Dieser Tage wird Fuchsia nun zum ersten Mal unter realen Bedingungen eingesetzt. Via Update gelangt das Betriebssystem auf die Smart Display Nest Hubs der ersten Generation, die seit 2018 verkauft werden. Das sind Geräte zur Steuerung von vernetzten Wohnungen und Häusern, die über ein Display auch fürs Monitoring von Überwachungskameras geeignet sind.

Im Video führen zwei Journalisten vor, dass zwischen dem smarten Hub mit Fuchsia und ohne kaum ein Unterschied zu erkennen ist.
Video: 9to5Google/Youtube

Auf diesen Geräten ersetzt das Update das bisherige Betriebssystem (Cast OS, eine Android-Variante). Fuchsia wird gemäss 9to5google.com schrittweise verteilt und, falls keine Probleme auftauchen, im Verlauf der nächsten Tage auf allen Nest Hubs ankommen. Die meisten Nutzer dürften das nicht bemerken, da sich das Update optisch nicht allzu sehr unterscheidet – ausser, dass es offenbar etwas flüssiger läuft.

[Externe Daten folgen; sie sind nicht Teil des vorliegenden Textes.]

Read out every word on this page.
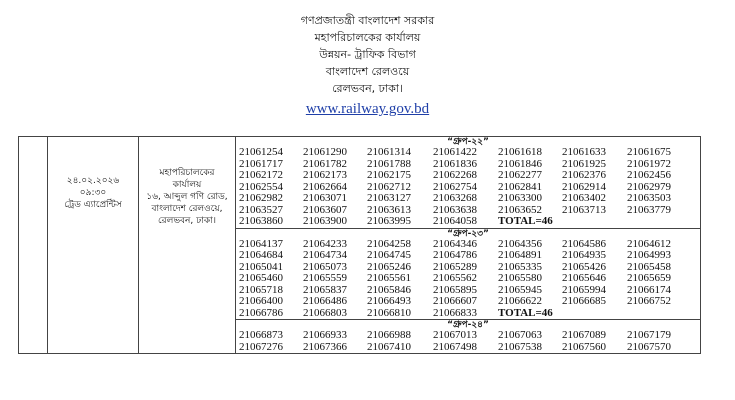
গণপ্রজাতন্ত্রী বাংলাদেশ সরকার
মহাপরিচালকের কার্যালয়
উন্নয়ন- ট্রাফিক বিভাগ
বাংলাদেশ রেলওয়ে
রেলভবন, ঢাকা।
www.railway.gov.bd

২৪.০২.২০২৬
০৯:৩০
ট্রেড এ্যাপ্রেন্টিস

মহাপরিচালকের
কার্যালয়
১৬, আব্দুল গণি রোড,
বাংলাদেশ রেলওয়ে,
রেলভবন, ঢাকা।

“গ্রুপ-২২”
21061254 21061290 21061314 21061422 21061618 21061633 21061675
21061717 21061782 21061788 21061836 21061846 21061925 21061972
21062172 21062173 21062175 21062268 21062277 21062376 21062456
21062554 21062664 21062712 21062754 21062841 21062914 21062979
21062982 21063071 21063127 21063268 21063300 21063402 21063503
21063527 21063607 21063613 21063638 21063652 21063713 21063779
21063860 21063900 21063995 21064058 TOTAL=46
“গ্রুপ-২৩”
21064137 21064233 21064258 21064346 21064356 21064586 21064612
21064684 21064734 21064745 21064786 21064891 21064935 21064993
21065041 21065073 21065246 21065289 21065335 21065426 21065458
21065460 21065559 21065561 21065562 21065580 21065646 21065659
21065718 21065837 21065846 21065895 21065945 21065994 21066174
21066400 21066486 21066493 21066607 21066622 21066685 21066752
21066786 21066803 21066810 21066833 TOTAL=46
“গ্রুপ-২৪”
21066873 21066933 21066988 21067013 21067063 21067089 21067179
21067276 21067366 21067410 21067498 21067538 21067560 21067570
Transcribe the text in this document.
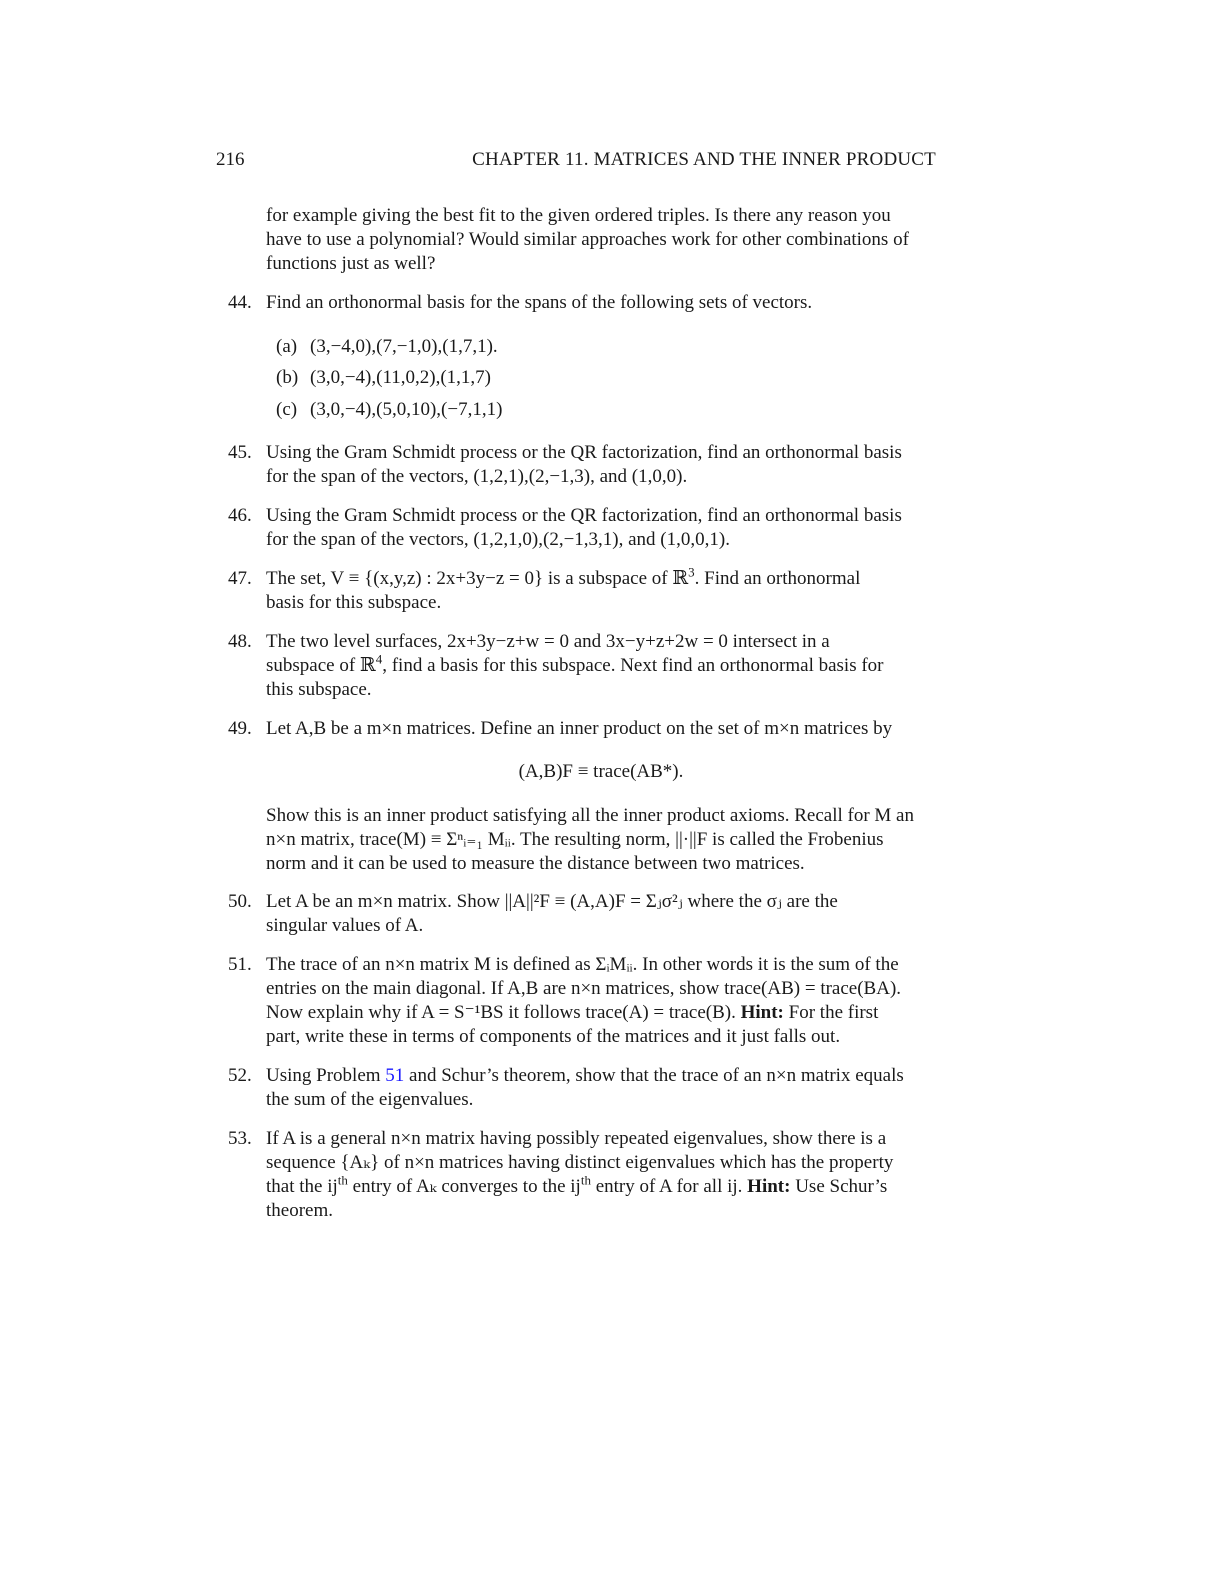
216	CHAPTER 11. MATRICES AND THE INNER PRODUCT
for example giving the best fit to the given ordered triples. Is there any reason you
have to use a polynomial? Would similar approaches work for other combinations of
functions just as well?
44. Find an orthonormal basis for the spans of the following sets of vectors.
(a) (3,−4,0),(7,−1,0),(1,7,1).
(b) (3,0,−4),(11,0,2),(1,1,7)
(c) (3,0,−4),(5,0,10),(−7,1,1)
45. Using the Gram Schmidt process or the QR factorization, find an orthonormal basis
for the span of the vectors, (1,2,1),(2,−1,3), and (1,0,0).
46. Using the Gram Schmidt process or the QR factorization, find an orthonormal basis
for the span of the vectors, (1,2,1,0),(2,−1,3,1), and (1,0,0,1).
47. The set, V ≡ {(x,y,z) : 2x+3y−z = 0} is a subspace of ℝ$^3$. Find an orthonormal
basis for this subspace.
48. The two level surfaces, 2x+3y−z+w = 0 and 3x−y+z+2w = 0 intersect in a
subspace of ℝ$^4$, find a basis for this subspace. Next find an orthonormal basis for
this subspace.
49. Let A,B be a m×n matrices. Define an inner product on the set of m×n matrices by
(A,B)F ≡ trace(AB*).
Show this is an inner product satisfying all the inner product axioms. Recall for M an
n×n matrix, trace(M) ≡ Σⁿᵢ₌₁ Mᵢᵢ. The resulting norm, ||·||F is called the Frobenius
norm and it can be used to measure the distance between two matrices.
50. Let A be an m×n matrix. Show ||A||²F ≡ (A,A)F = Σⱼσ²ⱼ where the σⱼ are the
singular values of A.
51. The trace of an n×n matrix M is defined as ΣᵢMᵢᵢ. In other words it is the sum of the
entries on the main diagonal. If A,B are n×n matrices, show trace(AB) = trace(BA).
Now explain why if A = S⁻¹BS it follows trace(A) = trace(B). Hint: For the first
part, write these in terms of components of the matrices and it just falls out.
52. Using Problem 51 and Schur’s theorem, show that the trace of an n×n matrix equals
the sum of the eigenvalues.
53. If A is a general n×n matrix having possibly repeated eigenvalues, show there is a
sequence {Aₖ} of n×n matrices having distinct eigenvalues which has the property
that the $ij^{th}$ entry of Aₖ converges to the $ij^{th}$ entry of A for all ij. Hint: Use Schur’s
theorem.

Die Android-Nachfolge bleibt offen

Mit diesem ersten realen Einsatz schlägt Google gleich zwei Nägel ein: Erstens demonstriert der Konzern, dass Fuchsia mehr ist als eine Spielwiese, sondern realen Anforderungen gewachsen ist. Zweitens unterstreicht er die Bedeutung des Internets der Dinge, dem er ein eigenes Betriebssystem spendiert. Und in der Tat ist Fuchsia genau für diesen Zweck ideal: Das System setzt nicht wie Android auf den Kern des freien Betriebssystems Linux, sondern auf Zircon. Diese neuere Entwicklung eignet sich besonders für kleine Geräte, die energiesparend betrieben werden sollen, also vernetzte Heimtechnik oder auch Wearables.

Ob das bedeutet, dass Fuchsia als Android-Thronfolger ausser Betracht fällt, ist damit nicht abschliessend geklärt. Falls sich das System bewährt, bliebe das weiterhin eine Möglichkeit. Allerdings ist Google dafür bekannt, gerne mehrgleisig zu fahren – und darum dürfte Fuchsias Schicksal eher davon abhängen, wie sich Googles Ambitionen beim vernetzten Heim und dem Internet der Dinge entwickelt.